To avoid relocations in the final binary, each PC address stored at entry
is a relative relocation, computed as pc - entry
. To decode, a user has to compute entry + *entry
. The size of each entry depends on the code model. With large and medium sized code models, the entry size matches pointer size. For any smaller code model the entry size is just 32 bits.
With the metadata emitted by the SanitizerBinaryMetadata
pass (discussed in the next section), a study on several of the largest binaries deployed at Google showed that a naive implementation without relative relocations (and entries of regular size of 64 bits) resulted in an overall binary size increase of >10%, which was unacceptable. The proposed version with relative relocations results in an overall binary size increase of less than 2%.
Use case
The first use case will be a middleend pass, SanitizerBinaryMetadata
(see patch), that will emit PC-keyed metadata for use by a set of new sanitizers. The first such sanitizer will be a variant of GWP-TSan, but other GWP-Sanitizers (such as an UBSan and MSan variant) that require language-level semantic information are planned.
GWP-TSan will require knowledge of which instructions have been lowered from C11 and C++11 atomics, to avoid generating false positive data race reports. For now, the new pass supports generating PC-keyed metadata about atomic instructions, and which semantic features have been analyzed per function. The latter metadata enables mixing code for which no PC-keyed metadata exists with code where PC-keyed metadata has been enabled without producing false positive reports.

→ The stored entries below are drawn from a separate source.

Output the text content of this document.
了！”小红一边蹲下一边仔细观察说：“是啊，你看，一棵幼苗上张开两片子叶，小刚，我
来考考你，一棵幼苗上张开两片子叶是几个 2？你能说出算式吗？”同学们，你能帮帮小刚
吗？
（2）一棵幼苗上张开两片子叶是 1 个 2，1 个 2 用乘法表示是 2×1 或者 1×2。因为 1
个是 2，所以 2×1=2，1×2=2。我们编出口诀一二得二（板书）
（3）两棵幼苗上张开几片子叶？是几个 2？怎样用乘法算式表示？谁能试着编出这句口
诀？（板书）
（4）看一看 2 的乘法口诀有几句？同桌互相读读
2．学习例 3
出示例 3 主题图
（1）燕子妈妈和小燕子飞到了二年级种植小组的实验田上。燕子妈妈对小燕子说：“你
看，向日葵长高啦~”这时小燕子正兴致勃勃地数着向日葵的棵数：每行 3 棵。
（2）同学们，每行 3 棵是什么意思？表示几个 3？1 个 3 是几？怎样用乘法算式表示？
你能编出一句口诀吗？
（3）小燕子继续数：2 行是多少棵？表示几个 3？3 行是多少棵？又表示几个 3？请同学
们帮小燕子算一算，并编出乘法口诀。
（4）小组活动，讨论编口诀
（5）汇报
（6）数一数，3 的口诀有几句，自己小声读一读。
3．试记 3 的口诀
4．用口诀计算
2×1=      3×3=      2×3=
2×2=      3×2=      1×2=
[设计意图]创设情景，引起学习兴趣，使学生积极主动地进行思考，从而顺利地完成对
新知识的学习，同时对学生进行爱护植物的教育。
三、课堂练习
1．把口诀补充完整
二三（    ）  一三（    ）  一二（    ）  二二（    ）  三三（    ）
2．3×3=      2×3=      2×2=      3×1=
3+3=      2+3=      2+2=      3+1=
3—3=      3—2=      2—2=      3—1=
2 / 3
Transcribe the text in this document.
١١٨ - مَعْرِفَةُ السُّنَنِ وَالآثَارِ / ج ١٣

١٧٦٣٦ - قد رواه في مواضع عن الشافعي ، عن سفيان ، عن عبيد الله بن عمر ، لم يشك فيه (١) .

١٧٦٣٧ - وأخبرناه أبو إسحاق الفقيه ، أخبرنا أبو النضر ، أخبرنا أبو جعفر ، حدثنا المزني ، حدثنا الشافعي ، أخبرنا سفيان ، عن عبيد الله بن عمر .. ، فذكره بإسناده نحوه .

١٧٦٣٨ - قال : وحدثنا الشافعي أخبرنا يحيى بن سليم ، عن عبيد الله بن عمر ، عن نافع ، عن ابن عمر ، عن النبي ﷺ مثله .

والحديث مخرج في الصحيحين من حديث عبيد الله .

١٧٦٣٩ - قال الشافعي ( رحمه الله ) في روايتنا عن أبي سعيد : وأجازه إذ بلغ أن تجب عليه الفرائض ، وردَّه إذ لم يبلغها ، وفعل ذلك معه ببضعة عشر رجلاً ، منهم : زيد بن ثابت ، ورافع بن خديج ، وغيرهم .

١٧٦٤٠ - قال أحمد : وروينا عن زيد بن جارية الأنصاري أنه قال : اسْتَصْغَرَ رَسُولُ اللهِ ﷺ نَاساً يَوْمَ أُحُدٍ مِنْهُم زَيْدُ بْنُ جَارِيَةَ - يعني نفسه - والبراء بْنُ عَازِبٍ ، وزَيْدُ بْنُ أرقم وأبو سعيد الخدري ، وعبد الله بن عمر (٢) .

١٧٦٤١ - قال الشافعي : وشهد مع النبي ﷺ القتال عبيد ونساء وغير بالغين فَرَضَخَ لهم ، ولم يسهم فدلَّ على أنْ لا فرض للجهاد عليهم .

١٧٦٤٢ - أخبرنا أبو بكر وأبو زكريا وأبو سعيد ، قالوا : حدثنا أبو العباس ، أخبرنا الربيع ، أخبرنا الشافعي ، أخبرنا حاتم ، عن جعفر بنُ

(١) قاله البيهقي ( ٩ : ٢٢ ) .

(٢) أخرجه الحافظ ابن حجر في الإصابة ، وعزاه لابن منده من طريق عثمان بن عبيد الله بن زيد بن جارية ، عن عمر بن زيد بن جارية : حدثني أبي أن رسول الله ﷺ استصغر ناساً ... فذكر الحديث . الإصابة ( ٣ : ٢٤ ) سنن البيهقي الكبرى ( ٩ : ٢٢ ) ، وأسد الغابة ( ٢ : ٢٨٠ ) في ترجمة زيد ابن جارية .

The plan is to open source a stable and production quality version of GWP-TSan and other GWP-Sanitizers. The development of which, however, requires upstream compiler support. Until the first tool has been open sourced, we mark this kind of instrumentation as “experimental”, and reserve the option to change binary format, remove features, and similar. Until that time, PC-keyed metadata via SanitizerBinaryMetadata
can be emitted with the frontend flag -fexperimental-sanitize-metadata
.
Implementation
Phabricator patch series:
- [Metadata] Introduce MD_pcsections
- [MachineInstr] Allow setting PCSections in ExtraInfo
- [MCObjectFileInfo] Add getPCSection() helper
- [AsmPrinter] Emit PCs into requested PCSections
- [SelectionDAG] Rename CallSiteDbgInfo into SDNodeExtraInfo
- [SelectionDAG] Properly copy ExtraInfo on RAUW
- [SelectionDAG] Propagate PCSections through SDNodes
- [MachineInstrBuilder] Introduce MIMetadata to simplify metadata propagation
- [FastISel] Propagate PCSections metadata to MachineInstr
- [AtomicExpandPass] Always copy pcsections Metadata to expanded atomics
- [GlobalISel] Propagate PCSections metadata to MachineInstr
- [SanitizerBinaryMetadata] Introduce SanitizerBinaryMetadata instrumentation pass
- [Clang] Introduce -fexperimental-sanitize-metadata=
Additionally a Git tree with the implementation is available here.